Here’s what happens when you lay a trap for cybercriminals

(Image credit: Shutterstock / GoodStudio)

To leave a database exposed online for even a brief period of time carries a significant risk for businesses, according to the findings of a recent experiment.

Cybersecurity firm Comparitech set up a honeypot, in the form of a deliberately exposed database hosted on an Elasticsearch instance, which was attacked by unauthorized parties for the first time only 8.5 hours after it was made public.

During the 11-day period in which the fake database remained exposed, hackers attempted to gain access on 175 separate occasions, averaging 18 attacks per day.

Unsecured databases

According to the Comparitech report, many hackers rely on IoT search engines such as Shodan.io or BinaryEdge to identify vulnerable databases worthy of attack.

Five days after the honeypot was first deployed, the database was indexed on Shodan, leading to the largest number of attacks in a single day (22). Within just one minute of the honeypot appearing in search listings, two distinct attacks took place.

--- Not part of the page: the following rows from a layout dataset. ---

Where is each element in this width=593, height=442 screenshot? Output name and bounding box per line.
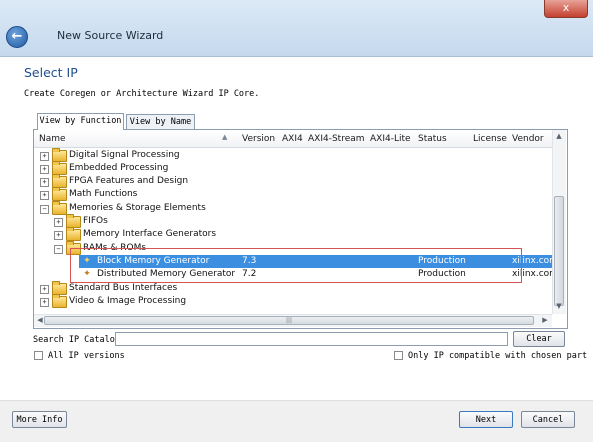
tree-item-label: Embedded Processing (69, 163, 169, 173)
tree-item-memories-storage[interactable]: − Memories & Storage Elements (34, 201, 552, 215)
column-header-vendor[interactable]: Vendor (512, 131, 544, 147)
column-header-axi4[interactable]: AXI4 (282, 131, 303, 147)
column-header-axi4-lite[interactable]: AXI4-Lite (370, 131, 411, 147)
close-button[interactable]: x (544, 0, 588, 18)
collapse-icon[interactable]: − (40, 205, 49, 214)
column-header-status[interactable]: Status (418, 131, 447, 147)
column-header-axi4-stream[interactable]: AXI4-Stream (308, 131, 365, 147)
sort-ascending-icon: ▲ (222, 133, 228, 141)
compatible-only-label: Only IP compatible with chosen part (408, 351, 588, 361)
annotation-highlight-box (70, 248, 522, 283)
expand-icon[interactable]: + (40, 178, 49, 187)
search-input[interactable] (115, 332, 508, 346)
tree-item-label: FIFOs (83, 216, 108, 226)
column-header-name[interactable]: Name (39, 131, 66, 147)
column-header-license[interactable]: License (473, 131, 507, 147)
tree-item-label: FPGA Features and Design (69, 176, 189, 186)
vertical-scroll-thumb[interactable] (554, 196, 564, 306)
horizontal-scroll-thumb[interactable]: ||| (44, 316, 534, 325)
page-heading: Select IP (24, 65, 78, 80)
compatible-only-checkbox[interactable] (394, 351, 403, 360)
tree-item-memory-interface-generators[interactable]: + Memory Interface Generators (34, 227, 552, 241)
folder-icon (52, 187, 67, 201)
scroll-down-icon[interactable]: ▼ (553, 302, 565, 310)
tree-item-label: Digital Signal Processing (69, 150, 180, 160)
column-header-version[interactable]: Version (242, 131, 275, 147)
folder-icon (52, 294, 67, 308)
collapse-icon[interactable]: − (54, 245, 63, 254)
expand-icon[interactable]: + (40, 298, 49, 307)
cancel-button[interactable]: Cancel (521, 411, 575, 428)
next-button[interactable]: Next (459, 411, 513, 428)
expand-icon[interactable]: + (40, 191, 49, 200)
expand-icon[interactable]: + (54, 218, 63, 227)
tree-item-label: Memory Interface Generators (83, 229, 217, 239)
all-ip-versions-label: All IP versions (48, 351, 125, 361)
window-title: New Source Wizard (57, 29, 164, 42)
tree-item-label: Memories & Storage Elements (69, 203, 206, 213)
vertical-scrollbar[interactable]: ▲ ▼ (552, 130, 566, 314)
tree-item-digital-signal-processing[interactable]: + Digital Signal Processing (34, 148, 552, 162)
back-arrow-icon[interactable]: ← (6, 26, 28, 48)
tab-view-by-name[interactable]: View by Name (126, 114, 195, 130)
title-bar: x ← New Source Wizard (0, 0, 593, 57)
page-instruction: Create Coregen or Architecture Wizard IP… (24, 89, 260, 99)
expand-icon[interactable]: + (40, 285, 49, 294)
tree-item-label: Standard Bus Interfaces (69, 283, 178, 293)
expand-icon[interactable]: + (54, 231, 63, 240)
clear-button[interactable]: Clear (513, 331, 565, 347)
more-info-button[interactable]: More Info (12, 411, 67, 428)
all-ip-versions-checkbox[interactable] (34, 351, 43, 360)
scroll-up-icon[interactable]: ▲ (553, 132, 565, 140)
folder-icon (52, 201, 67, 215)
tree-item-fifos[interactable]: + FIFOs (34, 214, 552, 228)
tree-item-video-image-processing[interactable]: + Video & Image Processing (34, 294, 552, 308)
expand-icon[interactable]: + (40, 165, 49, 174)
tree-item-standard-bus-interfaces[interactable]: + Standard Bus Interfaces (34, 281, 552, 295)
tree-item-math-functions[interactable]: + Math Functions (34, 187, 552, 201)
expand-icon[interactable]: + (40, 152, 49, 161)
scroll-right-icon[interactable]: ▶ (539, 316, 551, 324)
tree-item-label: Math Functions (69, 189, 138, 199)
folder-icon (66, 227, 81, 241)
horizontal-scrollbar[interactable]: ◀ ||| ▶ (34, 314, 552, 327)
search-label: Search IP Catalog: (33, 335, 126, 345)
tree-item-fpga-features[interactable]: + FPGA Features and Design (34, 174, 552, 188)
tab-view-by-function[interactable]: View by Function (37, 113, 124, 130)
tree-item-embedded-processing[interactable]: + Embedded Processing (34, 161, 552, 175)
tree-item-label: Video & Image Processing (69, 296, 187, 306)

The report was noted that a significant volume of attacks took place before the database was listed by any search engine, which Comparitech says demonstrates “how many hackers rely on their own proactive scanning tools rather than waiting on passive IoT search engines to crawl vulnerable databases.”

Of the 175 attacks incurred by the honeypot, almost all originated in the United States (89), Romania (38) and China (15). The majority of attacks attempted to gain information about the database and its settings, with hackers using the GET request method in 147 instances and the POST method in 24.

While the company's initial intention was to challenge the assumption that exposing data for a short period is unlikely to result in an attack, the experiment also served to highlight the wide range of cyberthreats businesses face.

After the research had already concluded, a ransomware bot discovered the still public honeypot and deleted the few files that remained - an attack that lasted only five seconds.

“If you want to recover your data send 0.06 TBC to [redacted address] and you must send email to [redacted address] with your IP. If you need a proof about your data just send email (sic). If you don’t do a payment all your data may be used for our purposes and/or will be leaked/sold,” read a note left behind by the malicious bot.

The security firm noted that a portion of the attackers identified as part of the study could well have been fellow security researchers (benign attackers), which are often indistinguishable from malicious actors.